In a P-TECH school, students earn a high school diploma, an industry-recognized associate degree, and gain relevant work experience in a growing field such as STEM, IT, advanced manufacturing, healthcare, and finance. Source: P-Tech.org

Thankfully, concerted efforts are slowly chipping away at the problem. Both politicians and private companies are funneling more money into struggling technical programs at high schools and community colleges. And the schools themselves are working to repair the damaged reputation of American manufacturing and trade jobs, by highlighting the better pay and STEM education opportunities, as well as exploring formerly untapped recruitment markets.

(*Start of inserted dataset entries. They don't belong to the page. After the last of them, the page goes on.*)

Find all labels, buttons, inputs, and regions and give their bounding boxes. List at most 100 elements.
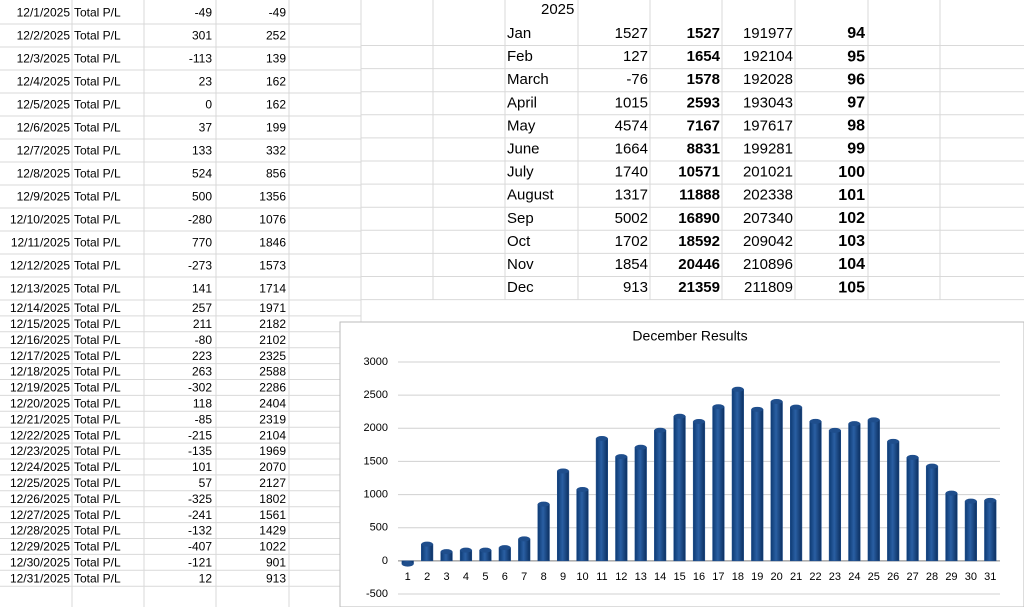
date-cell: 12/14/2025 bbox=[10, 301, 70, 315]
label-cell: Total P/L bbox=[74, 508, 121, 522]
cumulative-value: 199 bbox=[266, 121, 286, 135]
month-value: 127 bbox=[623, 48, 648, 65]
month-cumulative: 16890 bbox=[678, 210, 720, 227]
label-cell: Total P/L bbox=[74, 6, 121, 20]
bar bbox=[692, 421, 706, 562]
bar bbox=[518, 538, 531, 562]
cumulative-value: 2127 bbox=[259, 476, 286, 490]
cumulative-value: 901 bbox=[266, 556, 286, 570]
label-cell: Total P/L bbox=[74, 412, 121, 426]
month: Feb bbox=[507, 48, 533, 65]
month-value: 1740 bbox=[615, 164, 648, 181]
bar-cap bbox=[926, 463, 938, 469]
x-tick-label: 5 bbox=[482, 571, 488, 583]
bar bbox=[576, 489, 589, 562]
cumulative-value: 1846 bbox=[259, 236, 286, 250]
date-cell: 12/2/2025 bbox=[17, 29, 71, 43]
balance: 197617 bbox=[743, 117, 793, 134]
bar-cap bbox=[654, 427, 666, 433]
bar bbox=[537, 503, 550, 562]
label-cell: Total P/L bbox=[74, 121, 121, 135]
daily-value: 211 bbox=[193, 317, 212, 331]
x-tick-label: 18 bbox=[732, 571, 744, 583]
date-cell: 12/13/2025 bbox=[10, 282, 70, 296]
cumulative-value: 1714 bbox=[259, 282, 286, 296]
index: 102 bbox=[838, 210, 865, 227]
daily-value: 301 bbox=[192, 29, 212, 43]
month-cumulative: 10571 bbox=[678, 164, 720, 181]
y-tick-label: 1000 bbox=[364, 488, 388, 500]
bar-cap bbox=[576, 487, 589, 493]
daily-value: -302 bbox=[188, 381, 212, 395]
date-cell: 12/31/2025 bbox=[10, 571, 70, 585]
bar bbox=[654, 429, 667, 562]
label-cell: Total P/L bbox=[74, 349, 121, 363]
bar-cap bbox=[809, 418, 822, 424]
cumulative-value: 1022 bbox=[259, 540, 286, 554]
daily-value: 524 bbox=[192, 167, 212, 181]
cumulative-value: 162 bbox=[266, 75, 286, 89]
label-cell: Total P/L bbox=[74, 98, 121, 112]
month: May bbox=[507, 117, 536, 134]
month-cumulative: 1578 bbox=[687, 71, 720, 88]
cumulative-value: 856 bbox=[266, 167, 286, 181]
cumulative-value: 1573 bbox=[259, 259, 286, 273]
y-tick-label: 3000 bbox=[364, 356, 388, 368]
bar-cap bbox=[479, 547, 492, 553]
bar bbox=[984, 500, 997, 562]
label-cell: Total P/L bbox=[74, 556, 121, 570]
daily-value: 770 bbox=[192, 236, 212, 250]
bar-cap bbox=[867, 417, 880, 423]
date-cell: 12/28/2025 bbox=[10, 524, 70, 538]
month-value: 913 bbox=[623, 279, 648, 296]
daily-value: 133 bbox=[192, 144, 212, 158]
bar bbox=[751, 409, 764, 562]
month: August bbox=[507, 187, 555, 204]
x-tick-label: 15 bbox=[673, 571, 685, 583]
date-cell: 12/4/2025 bbox=[17, 75, 71, 89]
bar-cap bbox=[634, 444, 647, 450]
date-cell: 12/29/2025 bbox=[10, 540, 70, 554]
date-cell: 12/22/2025 bbox=[10, 428, 70, 442]
month-cumulative: 7167 bbox=[687, 117, 720, 134]
chart-title: December Results bbox=[632, 328, 747, 344]
month: Jan bbox=[507, 25, 531, 42]
label-cell: Total P/L bbox=[74, 428, 121, 442]
bar-cap bbox=[557, 468, 569, 474]
label-cell: Total P/L bbox=[74, 317, 121, 331]
month: Nov bbox=[507, 256, 534, 273]
month: April bbox=[507, 94, 537, 111]
label-cell: Total P/L bbox=[74, 524, 121, 538]
x-tick-label: 27 bbox=[906, 571, 918, 583]
daily-value: -85 bbox=[195, 412, 213, 426]
date-cell: 12/3/2025 bbox=[17, 52, 71, 66]
balance: 192104 bbox=[743, 48, 793, 65]
cumulative-value: 1802 bbox=[259, 492, 286, 506]
label-cell: Total P/L bbox=[74, 190, 121, 204]
month-cumulative: 11888 bbox=[679, 187, 720, 204]
month: July bbox=[507, 164, 534, 181]
x-tick-label: 8 bbox=[541, 571, 547, 583]
label-cell: Total P/L bbox=[74, 52, 121, 66]
date-cell: 12/23/2025 bbox=[10, 444, 70, 458]
daily-value: 37 bbox=[199, 121, 213, 135]
label-cell: Total P/L bbox=[74, 444, 121, 458]
daily-value: 223 bbox=[192, 349, 212, 363]
x-tick-label: 17 bbox=[712, 571, 724, 583]
daily-value: -121 bbox=[188, 556, 212, 570]
label-cell: Total P/L bbox=[74, 29, 121, 43]
date-cell: 12/21/2025 bbox=[10, 412, 70, 426]
date-cell: 12/12/2025 bbox=[10, 259, 70, 273]
bar bbox=[673, 415, 686, 562]
y-tick-label: 2000 bbox=[364, 422, 388, 434]
balance: 201021 bbox=[743, 164, 793, 181]
month-cumulative: 2593 bbox=[687, 94, 720, 111]
month-value: 1015 bbox=[615, 94, 648, 111]
bar-cap bbox=[673, 413, 686, 419]
month-cumulative: 21359 bbox=[678, 279, 720, 296]
balance: 192028 bbox=[743, 71, 793, 88]
label-cell: Total P/L bbox=[74, 540, 121, 554]
balance: 193043 bbox=[743, 94, 793, 111]
month: Oct bbox=[507, 233, 531, 250]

Additionally, major players like SEMA host countless events to build enthusiasm and brand awareness within the automotive aftermarket, specifically. High-profile competitions like Battle of the Builders and the Young Guns program showcase the talent of industry craftsmen. This is in addition to the work the SEMA Board of Directors does to keep car culture alive in a world actively seeking alternative methods of transportation.

Buddy Up

We pointed out the rise in corporate partnerships during our Geneva Motor Show coverage. “We are entering a period where chaos is going to make competition extremely selective,” PSA Group CEO, Carlos Tavares, said at the auto show. “This perhaps changes the way our companies are operating.”

Sometimes, when it’s a matter of staying in the game, your enemy is your friend.

For example, historic automaker Ford recently pledged a $500 million investment in electric start-up Rivian. (Presumably to help it build up a viable EV portfolio—an area where it is sorely trailing other OEs.) This is in addition to the alliance it struck with Volkswagen to build commercial pickups and vans, who, coincidentally, has its own deal with an electric start-up in Germany, concerning its new MEB technology.

The aftermarket industry is not exempt from this tactic either, as can be gleaned from even a quick glance at a recent stack of press releases. In a one-month period, Tuff Country Suspension joined the Daystar Products family of brands, FOX and RideTech buddied up, and Truck Hero acquired both Backrack, LLC and Lund International, adding two new names to its growing family of over a dozen brands.

Brave New World

It’s inevitable that as the U.S. shifts into a more service-based economy—dominated by industries like banking, healthcare, and IT—traditional American manufacturing will struggle to attract skilled workers. And as long as Americans keep buying excess amounts of cheap goods, foreign manufacturers with low production costs will retain a space in the market.

However, that doesn’t mean U.S. manufacturing is dying. It simply means it needs to adapt.

Yes, automation will rise. But it might not be as bleak as you think. As Popular Mechanics points out in its survey, less parts of the manufacturing process are handled by machines than you would expect. And most are still under human supervision. “They’ve mostly taken over in places where precision is of the utmost importance—or where humans might get injured,” explains the magazine.

In a January interview with CBS News, A.I. expert and venture capitalist Kai Fu estimated that “roughly 40 percent of the world’s jobs will be replaced by robots capable of automating tasks.” And while that will undoubtedly affect lower income workers, there will be opportunities for new tech-minded professions. Which is why “early college” programs, trade job scholarships, and a revamped attitude toward American manufacturing are so important.

“The decade ahead will reshape global manufacturing as demand grows, technology unlocks productivity gains, and companies find growth in new parts of the value chain—all of which creates an opening for US manufacturing to turn things around,” reports American worldwide management consulting firm, McKinsey & Company. “Rather than attempting to re-create the past or preserve the status quo, the United States will need to focus on positioning its manufacturing sector to compete in the future.”